Alternatives to Christmas loans for next year 

If you need to take out a Christmas loan, consider taking the following steps after the holidays so you can avoid doing the same next year.

1. Set a Christmas budget (as early as possible)

Budgeting for Christmas can help you control your expenses. Ideally, you’ll start saving early and be able to cover the costs with cash and, if you expect one, a Christmas bonus.

If you must borrow, plan to repay your debt within around six months of the holiday, at most. 

If your planned expenses take a full year to pay off, it’s easy to be in the same situation next year. And if you need to borrow again, you’ll constantly find yourself paying off Christmas debt. 

2. Decide which traditions to keep and which to let go

You may be tempted to keep every tradition alive forever, but consider your Christmas expenses and see whether you can do without any of them. 

Perhaps you could switch to a gift swap with one family member instead of buying for everyone, or opt to stay in and rent a movie rather than take everyone to the theatre to see the year’s big release. Lower costs will mean less debt. 

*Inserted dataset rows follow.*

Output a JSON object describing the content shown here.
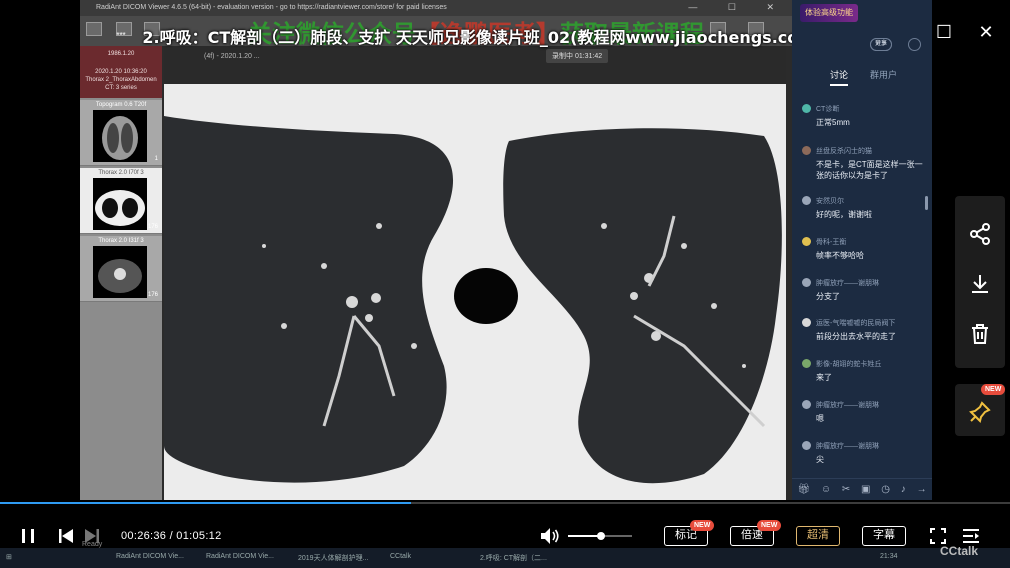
{
  "video": {
    "title": "2.呼吸：CT解剖（二）肺段、支扩 天天师兄影像读片班_02(教程网www.jiaochengs.com).mp4",
    "watermark_green": "关注微信公众号",
    "watermark_red": "【逸鹏医考】",
    "watermark_tail": "获取最新课程",
    "viewer_title": "RadiAnt DICOM Viewer 4.6.5 (64-bit) - evaluation version - go to https://radiantviewer.com/store/ for paid licenses",
    "recording_badge": "录制中 01:31:42",
    "patient": {
      "dots": "***",
      "dob": "1986.1.20",
      "study_line1": "2020.1.20 10:36:20",
      "study_line2": "Thorax 2_ThoraxAbdomen",
      "study_line3": "CT: 3 series"
    },
    "series": [
      {
        "label": "Topogram 0.6 T20f",
        "count": "1"
      },
      {
        "label": "Thorax 2.0 I70f 3",
        "count": "176"
      },
      {
        "label": "Thorax 2.0 I31f 3",
        "count": "176"
      }
    ],
    "scan_info": "(4f) - 2020.1.20 ...",
    "ready_text": "Ready"
  },
  "window_controls": {
    "minimize": "—",
    "restore": "☐",
    "close": "✕"
  },
  "chat": {
    "promo": "体验高级功能",
    "btn_more": "更多",
    "btn_share": "分享",
    "tabs": [
      {
        "label": "讨论"
      },
      {
        "label": "群用户"
      }
    ],
    "messages": [
      {
        "name": "CT诊断",
        "text": "正常5mm"
      },
      {
        "name": "丝盘反杀闪士的猫",
        "text": "不是卡，是CT面是这样一张一张的话你以为是卡了"
      },
      {
        "name": "安然贝尔",
        "text": "好的呢，谢谢啦"
      },
      {
        "name": "骨科-王衡",
        "text": "帧率不够哈哈"
      },
      {
        "name": "肿瘤放疗——谢朋琳",
        "text": "分支了"
      },
      {
        "name": "运医-气喘嘘嘘的民局阀下",
        "text": "前段分出去水平的走了"
      },
      {
        "name": "影像-胡翊的蛇卡姓丘",
        "text": "来了"
      },
      {
        "name": "肿瘤放疗——谢朋琳",
        "text": "嗯"
      },
      {
        "name": "肿瘤放疗——谢朋琳",
        "text": "尖"
      }
    ]
  },
  "side_buttons": {
    "new_badge": "NEW"
  },
  "player": {
    "progress_fraction": 0.4065,
    "current_time": "00:26:36",
    "total_time": "01:05:12",
    "volume_fraction": 0.52,
    "btn_mark": "标记",
    "btn_speed": "倍速",
    "btn_quality": "超清",
    "btn_subtitle": "字幕",
    "new_badge": "NEW",
    "brand": "CCtalk"
  },
  "taskbar": {
    "items": [
      "RadiAnt DICOM Vie...",
      "RadiAnt DICOM Vie...",
      "2019天人体解剖护理...",
      "CCtalk",
      "2.呼吸: CT解剖（二..."
    ],
    "time": "21:34"
  },
  "colors": {
    "accent_blue": "#2f9bf2",
    "chat_bg": "#1c2b41",
    "badge_red": "#e74c3c",
    "quality_gold": "#e0b870"
  }
}
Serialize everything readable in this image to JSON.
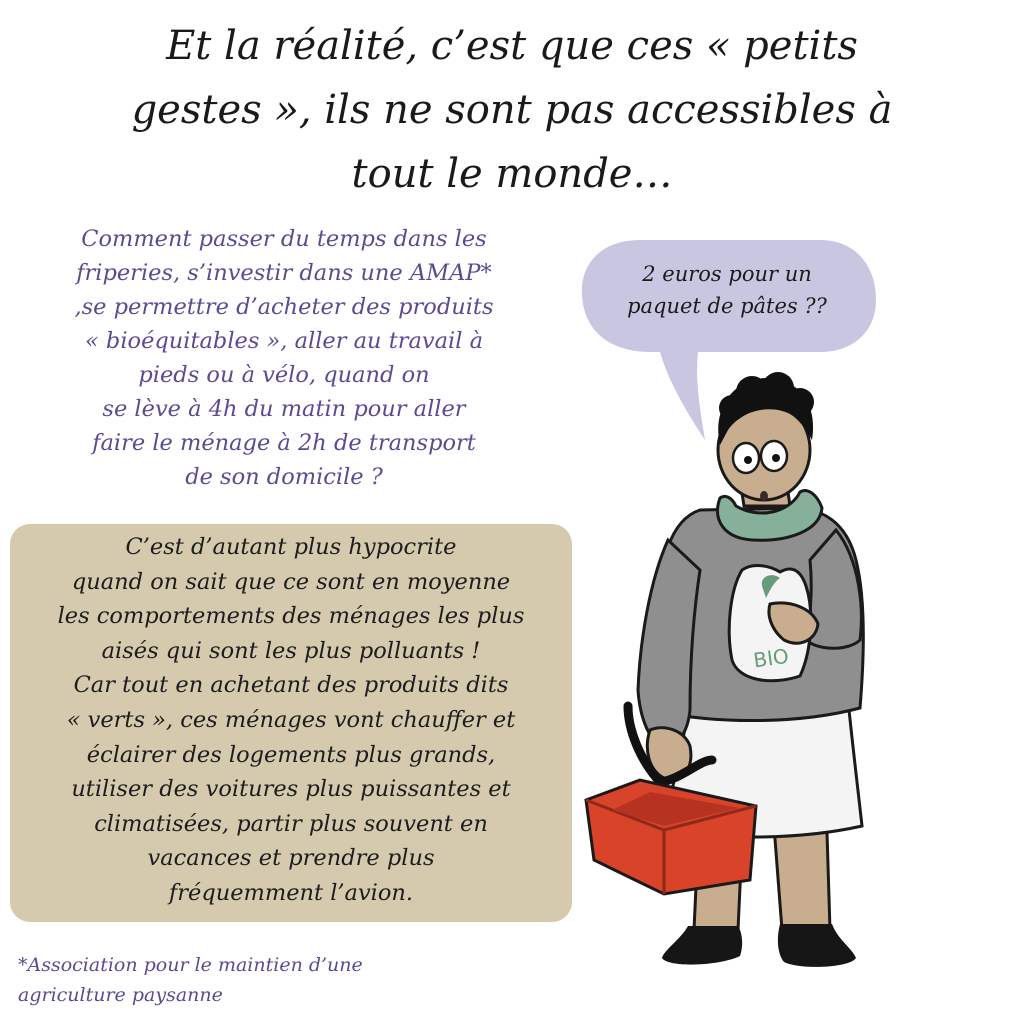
{
  "title": [
    "Et la réalité, c’est que ces « petits",
    "gestes », ils ne sont pas accessibles à",
    "tout le monde…"
  ],
  "question": [
    "Comment passer du temps dans les",
    "friperies, s’investir dans une AMAP*",
    ",se permettre d’acheter des produits",
    "« bioéquitables », aller au travail à",
    "pieds ou à vélo, quand on",
    "se lève à 4h du matin pour aller",
    "faire le ménage à 2h de transport",
    "de son domicile ?"
  ],
  "box_text": [
    "C’est d’autant plus hypocrite",
    "quand on sait que ce sont en moyenne",
    "les comportements des ménages les plus",
    "aisés qui sont les plus polluants !",
    "Car tout en achetant des produits dits",
    "« verts »,  ces ménages vont chauffer et",
    "éclairer des logements plus grands,",
    "utiliser des voitures plus puissantes et",
    "climatisées, partir plus souvent en",
    "vacances et prendre plus",
    "fréquemment l’avion."
  ],
  "footnote": [
    "*Association pour le maintien d’une",
    "agriculture paysanne"
  ],
  "speech_bubble": [
    "2 euros pour un",
    "paquet de pâtes ??"
  ],
  "bag_label": "BIO",
  "colors": {
    "purple_text": "#5c4a93",
    "box_background": "#d5c9ae",
    "bubble": "#c9c6e2",
    "sweater": "#8f8f8f",
    "scarf": "#86b09a",
    "skin": "#c8ad8f",
    "skirt": "#f4f4f4",
    "basket": "#d9432a",
    "bag_logo": "#6a9a7c"
  }
}
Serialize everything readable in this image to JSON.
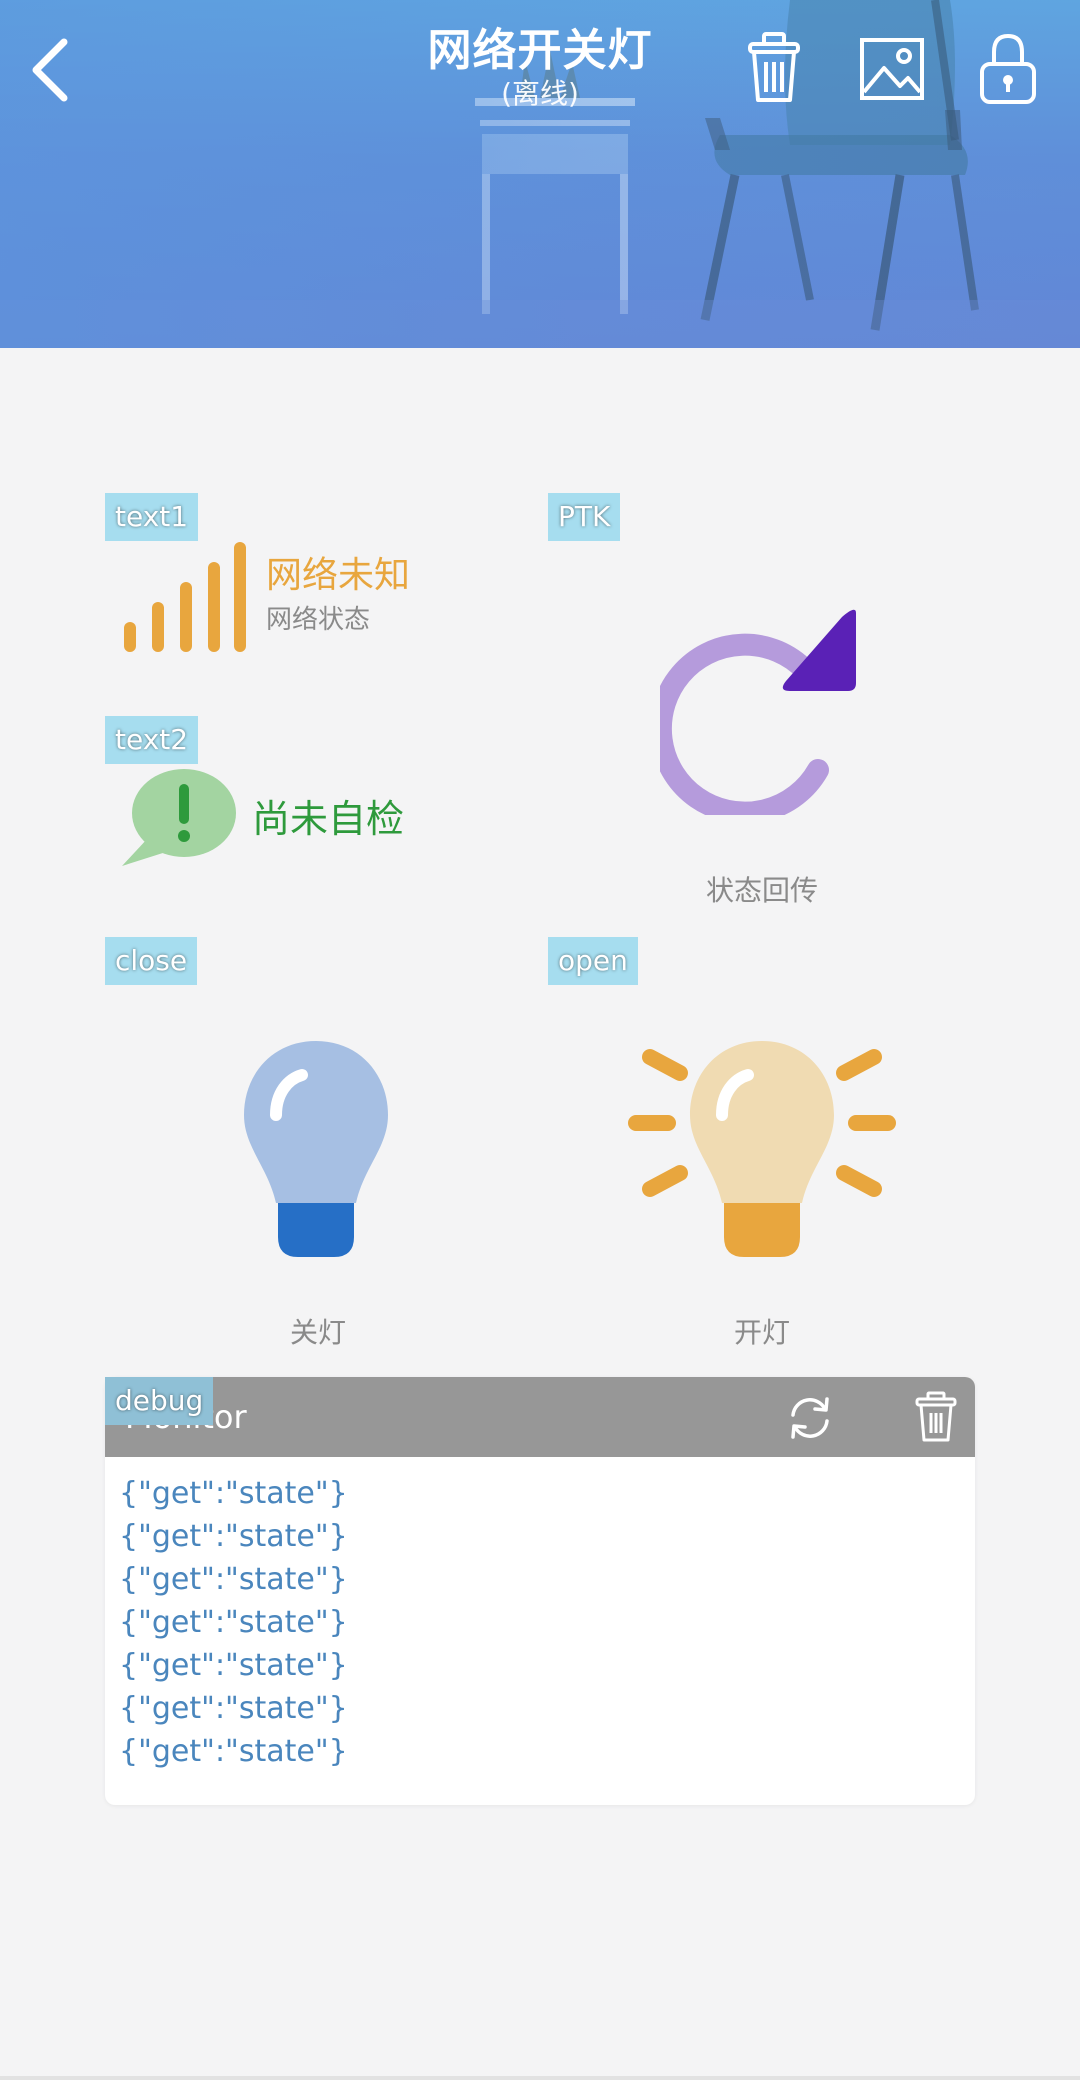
{
  "header": {
    "title": "网络开关灯",
    "subtitle": "(离线)"
  },
  "widgets": {
    "text1": {
      "tag": "text1",
      "status": "网络未知",
      "caption": "网络状态"
    },
    "text2": {
      "tag": "text2",
      "status": "尚未自检"
    },
    "ptk": {
      "tag": "PTK",
      "label": "状态回传"
    },
    "close": {
      "tag": "close",
      "label": "关灯"
    },
    "open": {
      "tag": "open",
      "label": "开灯"
    },
    "debug": {
      "tag": "debug",
      "title": "Monitor",
      "log": [
        "{\"get\":\"state\"}",
        "{\"get\":\"state\"}",
        "{\"get\":\"state\"}",
        "{\"get\":\"state\"}",
        "{\"get\":\"state\"}",
        "{\"get\":\"state\"}",
        "{\"get\":\"state\"}"
      ]
    }
  },
  "icons": {
    "back": "chevron-left-icon",
    "delete": "trash-icon",
    "background": "image-icon",
    "lock": "lock-icon",
    "signal": "signal-bars-icon",
    "selfcheck": "alert-bubble-icon",
    "refresh": "refresh-icon",
    "bulb_off": "bulb-off-icon",
    "bulb_on": "bulb-on-icon"
  },
  "colors": {
    "accent_orange": "#e8a63e",
    "accent_green": "#2e9a3c",
    "refresh_light": "#b59bdc",
    "refresh_dark": "#5a21b6",
    "bulb_off": "#a6bfe3",
    "bulb_off_base": "#266fc6",
    "bulb_on": "#f0dbb2",
    "bulb_on_base": "#e8a63e",
    "log_text": "#4a86bd"
  }
}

3. Create a Christmas savings account

Christmas-specific savings accounts can come with decent interest rates. Some require the account holder to withdraw funds by a specific date, such as October 31, but not all do. If this intrigues you, look around for an account with a good annual percentage yield (APY). Contribute what you can each month, and watch your savings grow.

4. Purchase a CD

You can buy a certificate of deposit (CD) for just about any term you want. For Christmas, you might look at a six- to 10-month CD. If you purchased an eight-month CD for $500 with a 3.15% APR, for example, that $500 would grow to $640.80. And you might be able to find banks and credit unions offering even higher rates. 

5. Consider a part-time job or entrepreneurial gig

If you have a teachable skill, there are many online platforms where you can teach from the comfort of your home. Or perhaps you could make something to sell on Etsy or other similar platforms. 

6. Christmas exchange/Secret Santa

If you’re worried about Christmas expenses, chances are you’re not the only one in your inner circle with these concerns. Don’t be afraid to break the ice and suggest a Christmas exchange or Secret Santa. Christmas exchanges can be quite fun and encourage you to appreciate the best things about the holiday season: family and fellowship. 

7. DIY

A thoughtful gift made with love can be much better than what you’ll find in a store. You can still buy gifts for your immediate loved ones, but consider using the DIY approach for extended friends and family to help cut your Christmas expenses.